Le Conseil d’État est venu confirmer les conditions de notation du critère prix dans un marché public.
 
Ce critère, fondamental, et souvent utilisé par les acheteurs publics (sans le retenir comme seul critère, sauf exception : CE 6 avril 2007 Département de l’Isère, req. n° 29884), est contrôlé en jurisprudence comme suit :
 
- La note maximale doit être attribuée au moins disant. Cette pratique, qui n’est pas toujours opérée, doit désormais être respectée.
- L’offre de prix la plus éloignée de l'estimation du coût de la prestation par le pouvoir adjudicateur ou son maître d’œuvre reçoit la
  note la plus faible.
 
Par ces précisions, le Conseil d’État indique de manière didactique comment ne pas subir une contestation de la notation du critère prix, moyen que l’on rencontre de plus en plus fréquemment dans les procédures de référé précontractuel notamment.
 
CE 29 octobre 2013 Val d’Oise Habitat, req. n° 370789
 
L'ouverture du Conseil d'Etat sur le « mieux-disant social »
 
Saisi par le département de l'Isère d'un pourvoi en cassation contre une ordonnance du juge des référés précontractuels du Tribunal administratif de Grenoble, le Conseil d'Etat a assoupli son appréciation du lien entre le critère social et l'objet du marché.

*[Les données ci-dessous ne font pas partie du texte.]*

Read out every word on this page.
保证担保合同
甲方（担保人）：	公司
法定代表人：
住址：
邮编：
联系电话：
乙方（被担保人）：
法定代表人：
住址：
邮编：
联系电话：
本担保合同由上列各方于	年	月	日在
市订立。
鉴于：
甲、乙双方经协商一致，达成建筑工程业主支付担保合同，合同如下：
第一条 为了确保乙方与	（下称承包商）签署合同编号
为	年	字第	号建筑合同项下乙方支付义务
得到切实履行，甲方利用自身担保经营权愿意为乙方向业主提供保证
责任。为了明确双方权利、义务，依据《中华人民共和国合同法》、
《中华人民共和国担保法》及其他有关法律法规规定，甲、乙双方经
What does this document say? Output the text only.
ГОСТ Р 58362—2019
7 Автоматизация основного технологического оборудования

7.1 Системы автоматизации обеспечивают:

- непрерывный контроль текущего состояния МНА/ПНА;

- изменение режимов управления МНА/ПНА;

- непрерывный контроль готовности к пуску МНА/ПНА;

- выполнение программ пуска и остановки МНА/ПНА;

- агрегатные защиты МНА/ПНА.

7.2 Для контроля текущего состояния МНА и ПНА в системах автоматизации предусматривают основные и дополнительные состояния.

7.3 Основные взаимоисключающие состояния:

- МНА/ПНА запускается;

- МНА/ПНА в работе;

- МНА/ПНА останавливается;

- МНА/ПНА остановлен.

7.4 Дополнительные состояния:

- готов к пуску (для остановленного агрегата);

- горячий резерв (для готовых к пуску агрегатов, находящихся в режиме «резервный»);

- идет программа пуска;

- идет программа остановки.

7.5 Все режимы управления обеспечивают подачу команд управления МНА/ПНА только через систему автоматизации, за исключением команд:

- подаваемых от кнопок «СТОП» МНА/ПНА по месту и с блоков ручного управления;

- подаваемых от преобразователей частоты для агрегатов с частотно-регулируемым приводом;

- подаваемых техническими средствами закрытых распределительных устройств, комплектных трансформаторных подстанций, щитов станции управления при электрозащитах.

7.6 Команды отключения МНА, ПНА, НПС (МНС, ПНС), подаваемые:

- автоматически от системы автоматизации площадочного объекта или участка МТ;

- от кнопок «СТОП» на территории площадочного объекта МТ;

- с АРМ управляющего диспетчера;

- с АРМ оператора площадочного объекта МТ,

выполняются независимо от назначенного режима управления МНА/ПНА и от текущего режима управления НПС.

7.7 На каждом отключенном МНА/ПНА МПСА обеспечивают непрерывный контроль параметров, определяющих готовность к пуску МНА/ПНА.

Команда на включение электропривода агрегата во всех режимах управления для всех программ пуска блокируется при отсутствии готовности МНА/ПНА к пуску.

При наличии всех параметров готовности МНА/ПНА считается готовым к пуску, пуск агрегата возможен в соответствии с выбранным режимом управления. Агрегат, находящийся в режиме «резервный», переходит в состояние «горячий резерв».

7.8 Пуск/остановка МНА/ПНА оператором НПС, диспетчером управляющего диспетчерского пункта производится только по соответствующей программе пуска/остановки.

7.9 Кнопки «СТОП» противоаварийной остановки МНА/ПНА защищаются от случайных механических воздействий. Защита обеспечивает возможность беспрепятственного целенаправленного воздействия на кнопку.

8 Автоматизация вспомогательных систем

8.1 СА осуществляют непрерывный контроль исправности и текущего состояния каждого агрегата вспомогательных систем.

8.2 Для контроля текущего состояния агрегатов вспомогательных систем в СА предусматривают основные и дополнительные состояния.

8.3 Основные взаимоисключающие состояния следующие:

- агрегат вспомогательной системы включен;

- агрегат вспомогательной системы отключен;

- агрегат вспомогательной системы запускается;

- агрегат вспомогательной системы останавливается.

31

Il a ainsi jugé, de manière inédite, « que dans le cadre d'un marché qui, eu égard à son objet, est susceptible d'être exécuté, au moins en partie, par des personnels engagés dans une démarche d'insertion, le pouvoir adjudicateur peut légalement prévoir d'apprécier les offres au regard du critère d'insertion professionnelle des publics en difficulté dès lors que ce critère n'est pas discriminatoire et lui permet d'apprécier objectivement ces offres ».
 
Cet arrêt paraît mettre un terme à une jurisprudence restrictive, aux termes de laquelle l'insertion d'un critère social par les pouvoirs adjudicateurs était quasiment toujours sanctionnée par l'annulation de la procédure de mise en concurrence. En effet, la prise en compte d'aspects sociaux dans le cadre de la passation des marchés publics était, de fait, rendue presque impossible par la jurisprudence, hormis par le recours à des conditions sociales d'exécution du marché. Or, une telle jurisprudence dénotait non seulement une résistance au droit de l'Union européenne, mais se révélait également peu respectueuse de la volonté du législateur. L'incompréhension des élus locaux était d'autant plus profonde que de nombreux types de marchés publics, notamment en matière de travaux, permettent le recours à une main-d'œuvre peu voire non qualifiée.
 
Par son arrêt du 25 mars 2013, le Conseil d'Etat a finalement ouvert aux pouvoirs adjudicateurs la possibilité de recourir effectivement, et indépendamment du recours à des clauses sociales d'exécution, au «mieux-disant social». Pour faire usage de ce nouvel instrument, la pondération retenue paraît devoir être modérée et les conditions de mise en œuvre suffisamment détaillées par le règlement de la consultation. Il s'agit d'un assouplissement bienvenu qui, à n'en point douter, sera accueilli avec satisfaction par les acheteurs publics.
 
Conseil d'État, 7ème et 2ème sous-sections réunies, 25/03/2013, 364950, Publié au recueil Lebon
Redéfinition de la voie de fait
 
Saisi par la Cour de cassation d'un litige opposant Electricité réseau distribution de France (ERDF) au propriétaire d'un terrain sur lequel un poteau électrique avait été implanté sans titre, le Tribunal des conflits procède à une redéfinition de la voie de fait.
 
Dans son arrêt du 17 juin 2013, celui-ci énonce en effet «qu'il n'y a voie de fait de la part de l'administration, justifiant, par exception au principe de séparation des autorités administratives et judiciaires, la compétence des juridictions de l'ordre judiciaire pour en ordonner la cessation ou la réparation, que dans la mesure où l'administration soit a procédé à l'exécution forcée, dans des conditions irrégulières, d'une décision, même régulière, portant atteinte à la liberté individuelle ou aboutissant à l'extinction d'un droit de propriété, soit a pris une décision qui a les mêmes effets d'atteinte à la liberté individuelle ou d'extinction d'un droit de propriété et qui est manifestement insusceptible d'être rattachée à un pouvoir appartenant à l'autorité administrative» (TC, 17 juin 2013, Bergoend c/ Sté ERDF Annecy Léman : req. n°3911 ; AJDA 2013, p. 1245).
 
La juridiction paritaire ajoute «que l'implantation, même sans titre, d'un ouvrage public sur le terrain d'une personne privée ne procède pas d'un acte manifestement insusceptible de se rattacher à un pouvoir dont dispose l'administration». En l'absence de voie de fait, le litige ressortit donc à la compétence de la juridiction administrative.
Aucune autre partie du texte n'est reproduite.